That is an extremely complicated pipeline that doesn't seem to be accomplishing a lot of what you want to do. The output you say you want also removes some spaces and hyphens that don't fit with your stated desire to change spaces to commas when used as field separators between the first three fields.
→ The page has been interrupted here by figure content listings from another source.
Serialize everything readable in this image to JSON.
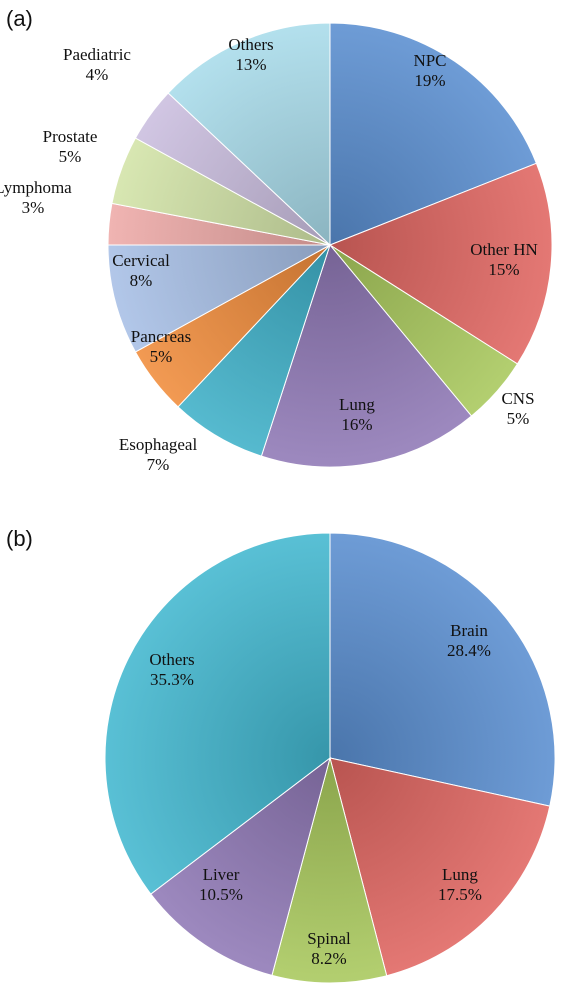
{
  "chart_data": [
    {
      "panel": "(a)",
      "type": "pie",
      "start_angle_deg": 0,
      "direction": "clockwise",
      "slices": [
        {
          "label": "NPC",
          "value": 19,
          "pct_label": "19%",
          "color": "#5a8fd0"
        },
        {
          "label": "Other HN",
          "value": 15,
          "pct_label": "15%",
          "color": "#e06661"
        },
        {
          "label": "CNS",
          "value": 5,
          "pct_label": "5%",
          "color": "#a9c95d"
        },
        {
          "label": "Lung",
          "value": 16,
          "pct_label": "16%",
          "color": "#9079b6"
        },
        {
          "label": "Esophageal",
          "value": 7,
          "pct_label": "7%",
          "color": "#3fb1c9"
        },
        {
          "label": "Pancreas",
          "value": 5,
          "pct_label": "5%",
          "color": "#f08c3c"
        },
        {
          "label": "Cervical",
          "value": 8,
          "pct_label": "8%",
          "color": "#a7bfe6"
        },
        {
          "label": "Lymphoma",
          "value": 3,
          "pct_label": "3%",
          "color": "#eeaaa7"
        },
        {
          "label": "Prostate",
          "value": 5,
          "pct_label": "5%",
          "color": "#d3e4a8"
        },
        {
          "label": "Paediatric",
          "value": 4,
          "pct_label": "4%",
          "color": "#cbbedf"
        },
        {
          "label": "Others",
          "value": 13,
          "pct_label": "13%",
          "color": "#a9dcea"
        }
      ]
    },
    {
      "panel": "(b)",
      "type": "pie",
      "start_angle_deg": 0,
      "direction": "clockwise",
      "slices": [
        {
          "label": "Brain",
          "value": 28.4,
          "pct_label": "28.4%",
          "color": "#5a8fd0"
        },
        {
          "label": "Lung",
          "value": 17.5,
          "pct_label": "17.5%",
          "color": "#e06661"
        },
        {
          "label": "Spinal",
          "value": 8.2,
          "pct_label": "8.2%",
          "color": "#a9c95d"
        },
        {
          "label": "Liver",
          "value": 10.5,
          "pct_label": "10.5%",
          "color": "#9079b6"
        },
        {
          "label": "Others",
          "value": 35.3,
          "pct_label": "35.3%",
          "color": "#42b7cf"
        }
      ]
    }
  ]
}
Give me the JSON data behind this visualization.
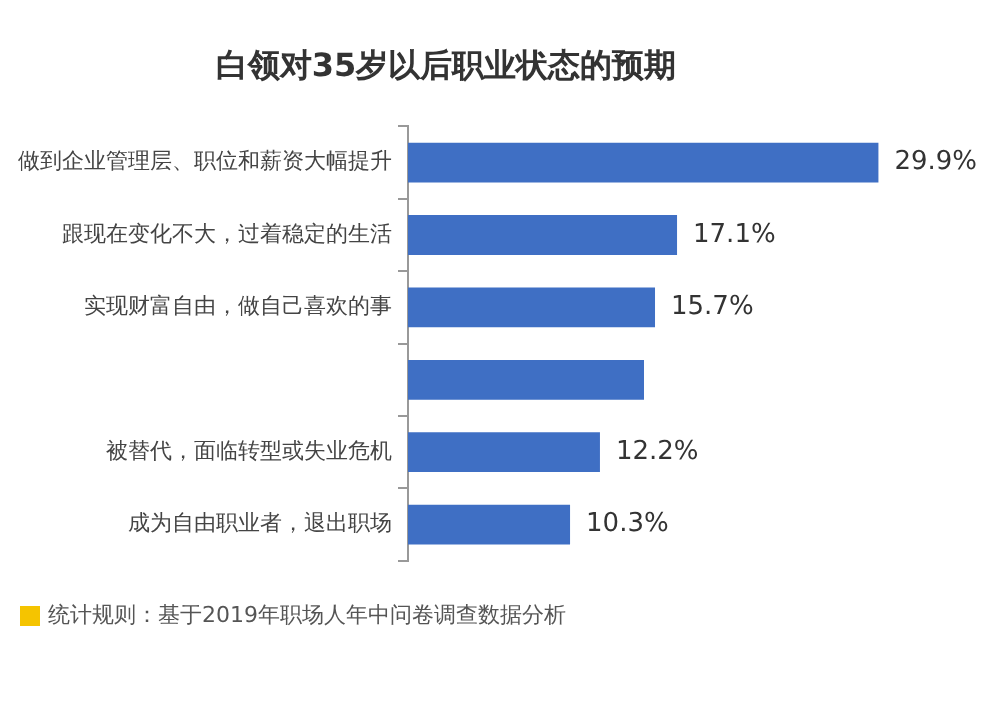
{
  "chart_data": {
    "type": "bar",
    "orientation": "horizontal",
    "title": "白领对35岁以后职业状态的预期",
    "categories": [
      "做到企业管理层、职位和薪资大幅提升",
      "跟现在变化不大，过着稳定的生活",
      "实现财富自由，做自己喜欢的事",
      null,
      "被替代，面临转型或失业危机",
      "成为自由职业者，退出职场"
    ],
    "values": [
      29.9,
      17.1,
      15.7,
      15.0,
      12.2,
      10.3
    ],
    "value_labels": [
      "29.9%",
      "17.1%",
      "15.7%",
      null,
      "12.2%",
      "10.3%"
    ],
    "color": "#3f6fc4",
    "annotations": [
      "统计规则：基于2019年职场人年中问卷调查数据分析"
    ]
  }
}
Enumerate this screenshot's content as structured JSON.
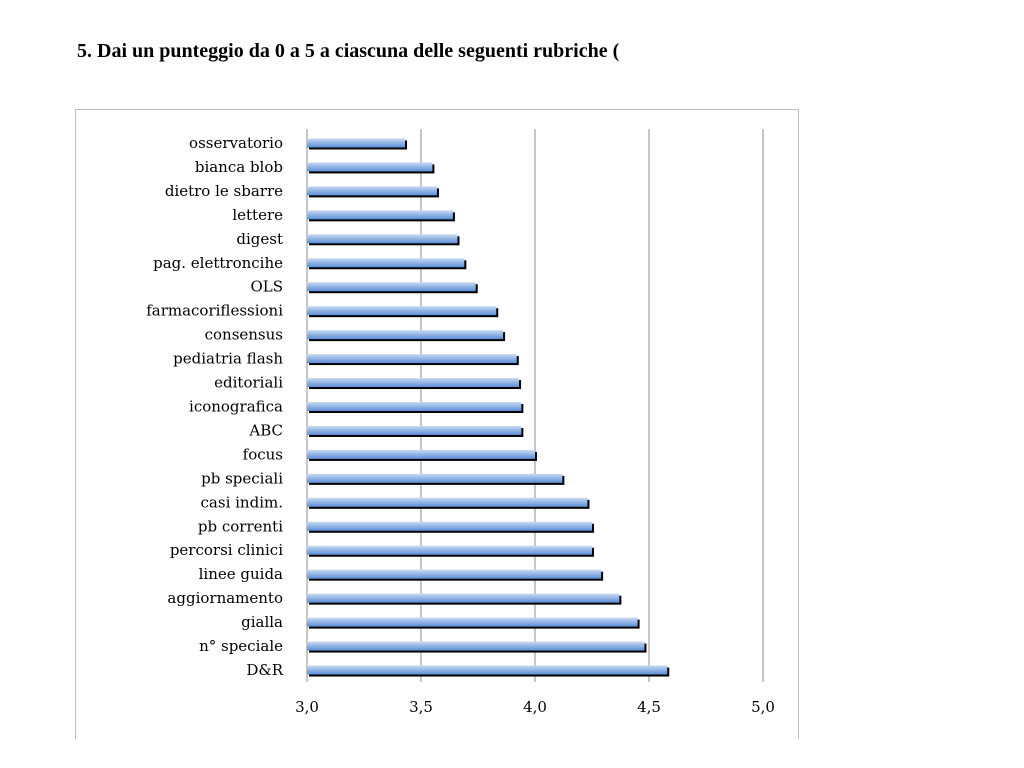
{
  "title": "5. Dai un punteggio da 0 a 5 a ciascuna delle seguenti rubriche (",
  "chart_data": {
    "type": "bar",
    "orientation": "horizontal",
    "categories": [
      "osservatorio",
      "bianca blob",
      "dietro le sbarre",
      "lettere",
      "digest",
      "pag. elettroncihe",
      "OLS",
      "farmacoriflessioni",
      "consensus",
      "pediatria flash",
      "editoriali",
      "iconografica",
      "ABC",
      "focus",
      "pb speciali",
      "casi indim.",
      "pb correnti",
      "percorsi clinici",
      "linee guida",
      "aggiornamento",
      "gialla",
      "n° speciale",
      "D&R"
    ],
    "values": [
      3.43,
      3.55,
      3.57,
      3.64,
      3.66,
      3.69,
      3.74,
      3.83,
      3.86,
      3.92,
      3.93,
      3.94,
      3.94,
      4.0,
      4.12,
      4.23,
      4.25,
      4.25,
      4.29,
      4.37,
      4.45,
      4.48,
      4.58
    ],
    "xlim": [
      3.0,
      5.0
    ],
    "xticks": [
      "3,0",
      "3,5",
      "4,0",
      "4,5",
      "5,0"
    ],
    "xtick_values": [
      3.0,
      3.5,
      4.0,
      4.5,
      5.0
    ],
    "grid": "vertical",
    "legend": "none",
    "bar_color": "#5b8ed6",
    "bar_highlight": "#c9daf3",
    "shadow_color": "#000000",
    "xlabel": "",
    "ylabel": ""
  }
}
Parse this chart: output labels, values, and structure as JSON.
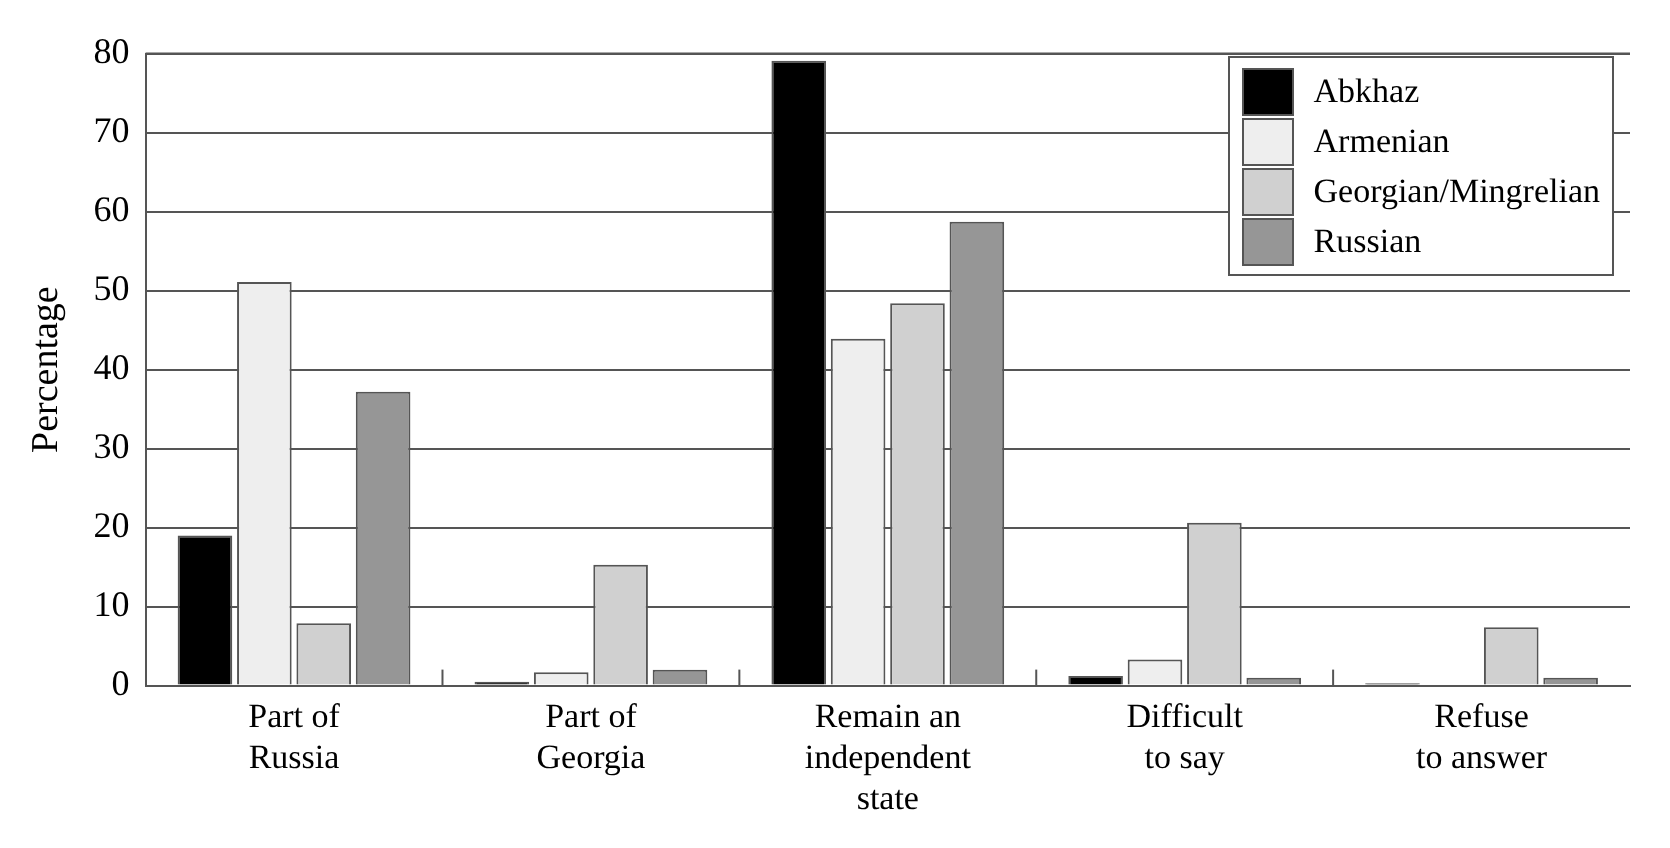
{
  "chart_data": {
    "type": "bar",
    "ylabel": "Percentage",
    "categories": [
      "Part of\nRussia",
      "Part of\nGeorgia",
      "Remain an\nindependent\nstate",
      "Difficult\nto say",
      "Refuse\nto answer"
    ],
    "series": [
      {
        "name": "Abkhaz",
        "color": "#000000",
        "values": [
          19,
          0.5,
          79.1,
          1.2,
          0.3
        ]
      },
      {
        "name": "Armenian",
        "color": "#eeeeee",
        "values": [
          51.1,
          1.7,
          43.9,
          3.3,
          0
        ]
      },
      {
        "name": "Georgian/Mingrelian",
        "color": "#d0d0d0",
        "values": [
          7.9,
          15.3,
          48.4,
          20.6,
          7.4
        ]
      },
      {
        "name": "Russian",
        "color": "#969696",
        "values": [
          37.2,
          2,
          58.7,
          1,
          1
        ]
      }
    ],
    "ylim": [
      0,
      80
    ],
    "yticks": [
      0,
      10,
      20,
      30,
      40,
      50,
      60,
      70,
      80
    ],
    "grid": "y",
    "legend": "top right"
  }
}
The following trims the 2nd line of the input to the length of the modified 1st line. (Assuming that there will typically be more than three lines of input in the files you process, you can't adjust the 2nd line of the file to match the longest output line that will be produced unless you store the entire output in memory before printing it, or reading the input file twice.)
awk '
NR == 2 {
printf("%*.*s\n", w - 1, w - 1, $0)
next
}
{ for(i = 1; i <= NF; i++) {
printf("%s%s", $i, (i < 3) ? "," : (i == NF) ? ORS : OFS)
w += length($i) + 1
}
}' SIM_Sale.csv
With your sample input, this produces the output:
FName,LName,Date & time
-----------------------
Gilles,John,14/12/17 12:30:45
If you want to try this on a Solaris/SunOS system, change awk to /usr/xpg4/bin/awk or nawk .
P.S. I had a cut-and-paste error omitting the 1st line of the awk script (as noted by Scrutinizer in post #3). That missing line has now been added above.
Sure you want Anicet Williams split into two fields? As long as field separators (here: spaces) can occur within field values, there's no reliable way to tell one from the other.